I respectfully request that the internal review reconsider this decision and engage more meaningfully on potential scope reductions, if necessary. I look forward to your response within the statutory timeframe.
Yours sincerely,
Nosey Rosey
Thank you for contacting the Freedom of Information (FOI) team in Services
Australia (the Agency).
This email acknowledges your correspondence and provides some general
information in relation to FOI.
FOI – Extension of time request
Under the Freedom of Information Act 1982 (FOI Act) you have a right, with
limited exceptions, to access documents the Agency holds. The Agency has
30 days to process an FOI request. Please note this period may be extended
if we need to consult third parties or for other reasons. We will advise
you if this happens.
Administrative release of documents
The Agency has administrative access arrangements ('the arrangements') for
the release of certain documents without the need for a formal FOI
request. If you agree to the release of documents under these
arrangements, we may provide you with documents under the arrangements,
where appropriate.
Any parts of your FOI request that are addressed by documents being
released under the arrangements will be considered withdrawn. The
arrangements do not extend to information or materials of third parties.
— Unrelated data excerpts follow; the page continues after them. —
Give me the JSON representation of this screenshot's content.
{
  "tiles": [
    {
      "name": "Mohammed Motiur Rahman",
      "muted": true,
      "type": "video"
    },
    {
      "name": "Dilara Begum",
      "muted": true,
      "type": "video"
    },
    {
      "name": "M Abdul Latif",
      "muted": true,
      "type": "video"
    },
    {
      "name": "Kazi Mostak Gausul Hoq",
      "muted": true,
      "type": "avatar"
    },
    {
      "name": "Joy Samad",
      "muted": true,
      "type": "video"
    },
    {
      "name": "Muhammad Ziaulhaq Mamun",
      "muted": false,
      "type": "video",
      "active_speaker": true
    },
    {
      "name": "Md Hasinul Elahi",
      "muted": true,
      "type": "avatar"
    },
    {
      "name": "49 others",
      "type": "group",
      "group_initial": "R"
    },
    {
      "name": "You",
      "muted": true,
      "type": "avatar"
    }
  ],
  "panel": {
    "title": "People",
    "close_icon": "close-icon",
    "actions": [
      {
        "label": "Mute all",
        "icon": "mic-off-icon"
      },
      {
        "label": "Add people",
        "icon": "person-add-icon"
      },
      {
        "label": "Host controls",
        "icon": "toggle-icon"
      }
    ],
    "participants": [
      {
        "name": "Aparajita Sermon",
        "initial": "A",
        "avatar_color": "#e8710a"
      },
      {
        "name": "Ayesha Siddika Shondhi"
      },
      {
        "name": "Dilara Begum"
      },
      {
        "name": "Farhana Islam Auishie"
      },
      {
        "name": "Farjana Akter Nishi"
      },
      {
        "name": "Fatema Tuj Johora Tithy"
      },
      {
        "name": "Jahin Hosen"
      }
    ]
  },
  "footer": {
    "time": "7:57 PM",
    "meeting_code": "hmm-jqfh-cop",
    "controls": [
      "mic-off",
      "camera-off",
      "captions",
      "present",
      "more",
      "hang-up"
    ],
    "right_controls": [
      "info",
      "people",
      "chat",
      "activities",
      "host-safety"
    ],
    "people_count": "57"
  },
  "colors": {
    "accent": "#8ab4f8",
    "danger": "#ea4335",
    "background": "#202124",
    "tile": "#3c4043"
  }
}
You will be notified when documents are released to you under the
arrangements.
Personal information of Agency staff
We consider staff details to be personal information of those staff
members. As part of the FOI application process, we will seek your consent
to exclude the following information from documents that may be captured
by your request:
•names of Services Australia staff below the Senior Executive level
(junior staff)
•direct staff telephone numbers, signatures, logon identifiers and email
addresses.
If you consent to exclude this information, we will treat it as outside
the scope of your request and therefore irrelevant under Section 22 of the
FOI Act.
Charges
No charge is payable for providing a person with their own personal
information.
If you are requesting non-personal information the Agency will advise you
as soon as practicable if a charge is payable to process your request, and
the amount of any such charge.
How we will send documents to you
We typically use this email address to send documents related to your FOI
request unless you have specifically requested to receive them via post.
However, we might seek your consent to deliver the documents
electronically if it is deemed more suitable.
How long do I have to wait?
We are required to answer your request within 30 days unless the time
frame is extended under the FOI Act.